90’lı yıllar, Türkiye’nin belki de en karanlık yıllarındandır. Çeteleşmenin zirve yaptığı, “at izi ile it izinin biri birine karıştığı” bir dönem idi. Devlet içerisinde yuvalanan çeteler, resmi kurumları esir almıştı. Hak ve hukuk ayaklar altına alındı, nice yargısız infazlar yapıldı. Çok canlar yandı, birçok ocak söndü.
O devir ile alakalı olarak anlatılanlar arasında nice akla ziyan hadise ve girift ilişkiler ağı vardı. O devrin illegal şahsiyetlerinden birisinin, bir bakanın odasının kapısını tekmeleyerek makamına girdiği ve bakanın esas duruşa geçtiği anlatılır. Bu hadise bile tek başına o dönemde Türkiye’nin içerisinde bulunduğu ibretlik hali anlatmaya yeter.
Hukukun ayaklar altına alındığı, kural ve kanunların paspas yapıldığı ve adalet beklentisinin zayıfladığı toplumlarda geleceğe dönük umutlar azalır. Toplumu ayakta tutan değerlere karşı bağlılık zayıflar. Bu bağlılığın zayıflamasıyla da o topluma dönük dâhili ve harici tehditlere karşı gösterilen direnç hattı zayıflar.
Son zamanlarda devlet teamülleri ile bağdaşmayan, kurumsal mantıkla izah edilemeyecek ve hukuk kurallarını ayaklar altına alan bazı gelişmelerin olduğu duyulmaktadır. Akla ziyan gayri remi ilişkiler ağı ve çıkar ilişkileri, kurumsal yapıyı adeta esir almaktadır. Gayri resmi ilişkiler, resmi silsilenin ve prosedürlerin önüne geçtiği an, toplumların idari işleyişinde ciddi sorunlar ortaya çıkmaya başlar.
Bazı duyumlar, aklımıza, yeni bir “çaycı vakası” mı yaşıyoruz dedirtecek boyuttadır. Kimin ayak, kimin baş olduğunun bilinmediği ve başların, ayaklar tarafından belirlendiği bir idari yapının sıhhatinden bahsedilemez. Hatırlanacak olursa, zamanında Osman Baydemir, Diyarbakır Belediye Başkanı iken, PKK ile ters düşen bazı söylemlerde bulunduğu için öncelikle alenen tehdit edilmiş, kendisine “ağız yırtma” ayarı verilmiş; daha sonra da belediyede çalışan bir çaycı tarafından sorgulanarak, ince ayar verme işlemi tamamlanmıştı. Yani çaycı, bir belediye başkanını yargılamıştı. Oturmuş olduğu makamda muktedir değil sadece temsilci olduğu gerçeği kendisine esaslı bir şekilde öğretilmişti.

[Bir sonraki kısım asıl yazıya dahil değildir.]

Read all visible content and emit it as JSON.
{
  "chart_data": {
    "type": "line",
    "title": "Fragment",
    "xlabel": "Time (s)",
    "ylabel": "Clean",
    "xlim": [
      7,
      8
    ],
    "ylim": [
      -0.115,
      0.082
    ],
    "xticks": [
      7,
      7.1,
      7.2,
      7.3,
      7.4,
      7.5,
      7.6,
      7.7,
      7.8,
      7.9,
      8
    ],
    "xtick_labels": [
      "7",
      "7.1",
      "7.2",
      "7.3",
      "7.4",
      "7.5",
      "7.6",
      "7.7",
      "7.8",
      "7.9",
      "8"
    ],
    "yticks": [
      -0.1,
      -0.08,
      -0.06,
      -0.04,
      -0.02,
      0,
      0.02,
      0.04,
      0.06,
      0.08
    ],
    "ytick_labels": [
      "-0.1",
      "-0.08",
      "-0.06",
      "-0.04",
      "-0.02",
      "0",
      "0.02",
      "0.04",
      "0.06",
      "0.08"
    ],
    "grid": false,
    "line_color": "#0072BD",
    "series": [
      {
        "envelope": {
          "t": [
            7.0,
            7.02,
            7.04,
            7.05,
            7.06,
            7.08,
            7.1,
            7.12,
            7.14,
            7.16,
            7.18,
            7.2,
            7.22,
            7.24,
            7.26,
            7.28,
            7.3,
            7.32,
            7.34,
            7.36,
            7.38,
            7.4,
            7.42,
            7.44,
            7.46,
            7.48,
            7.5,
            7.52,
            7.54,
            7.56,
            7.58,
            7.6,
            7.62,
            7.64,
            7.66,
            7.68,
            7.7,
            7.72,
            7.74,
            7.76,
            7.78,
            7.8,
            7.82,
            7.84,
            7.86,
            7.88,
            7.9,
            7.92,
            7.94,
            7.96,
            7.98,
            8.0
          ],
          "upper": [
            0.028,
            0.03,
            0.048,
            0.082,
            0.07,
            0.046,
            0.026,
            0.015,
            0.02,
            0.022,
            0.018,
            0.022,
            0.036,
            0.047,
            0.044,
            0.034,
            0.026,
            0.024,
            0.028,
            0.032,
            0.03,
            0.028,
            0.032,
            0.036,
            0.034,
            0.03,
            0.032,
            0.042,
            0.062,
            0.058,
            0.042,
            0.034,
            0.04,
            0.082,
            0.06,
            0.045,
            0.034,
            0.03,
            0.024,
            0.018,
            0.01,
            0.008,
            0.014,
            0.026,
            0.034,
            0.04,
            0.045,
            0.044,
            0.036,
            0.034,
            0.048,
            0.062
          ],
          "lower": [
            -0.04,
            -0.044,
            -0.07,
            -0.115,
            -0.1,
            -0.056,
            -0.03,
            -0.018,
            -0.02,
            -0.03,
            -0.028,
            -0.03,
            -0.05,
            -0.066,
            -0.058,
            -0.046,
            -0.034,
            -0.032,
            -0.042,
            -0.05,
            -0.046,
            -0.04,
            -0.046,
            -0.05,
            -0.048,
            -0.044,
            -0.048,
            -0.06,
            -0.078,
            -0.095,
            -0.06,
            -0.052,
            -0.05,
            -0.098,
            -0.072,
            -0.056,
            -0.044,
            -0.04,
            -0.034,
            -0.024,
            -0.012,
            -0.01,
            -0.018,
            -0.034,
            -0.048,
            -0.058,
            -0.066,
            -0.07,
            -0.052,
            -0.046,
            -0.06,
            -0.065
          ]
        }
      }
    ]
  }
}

Günümüzde de bazı resmi kurumlardaki işleyişin ve atamaların resmi teamüller ile izah edilebilecek tarafı yoktur. Bir çalışanın veya memurun, aynı kurumda müdür atamasında belirleyici olduğu ve yeri geldiği zaman da görevden alabildiği ibretlik olaylar duymaktayız. Eğer bu tür vakalar çok yaygın ise ortada vahim bir tablo var demektir. Bu toplum, artık yeni “çaycı vakaları” ve “makam odası kapısı tekmeleme” efsaneleri duymak istemiyor. Medeni toplumlarda bir ilkellik olarak değerlendirilebilecek bu tür olaylara ve ona yol açacak bir zemine kesinlikle müsaade edilmemelidir. Bu tür olayların duyumlarını alınca neler oluyor, diye kendi kendimize soruyoruz. Yoksa 90’lı yıllara geri mi dönüyoruz?
Toplumsal hak ve yükümlüklerde ve yine toplumsal işleyişte adalet kavramının egemen olmasını istiyoruz. İlkel ilişkilerin toplumsal yaşantı ve işleyişi belirlemesini kesinlikle tasvip etmiyoruz. Özellikle çeteleşmeyi andıran ve mafyavari bir karakter taşıyan uygulamalar, toplumun ve idari yönetimin hiçbir kademesinde tasvip edilemez. Bazı parti veya şahısları referans olarak gösterip çevrelerine baskı yapan kimi şahısların varlığı ve icraatları bir hukuk devleti açısından kabul edilemez bir durumdur.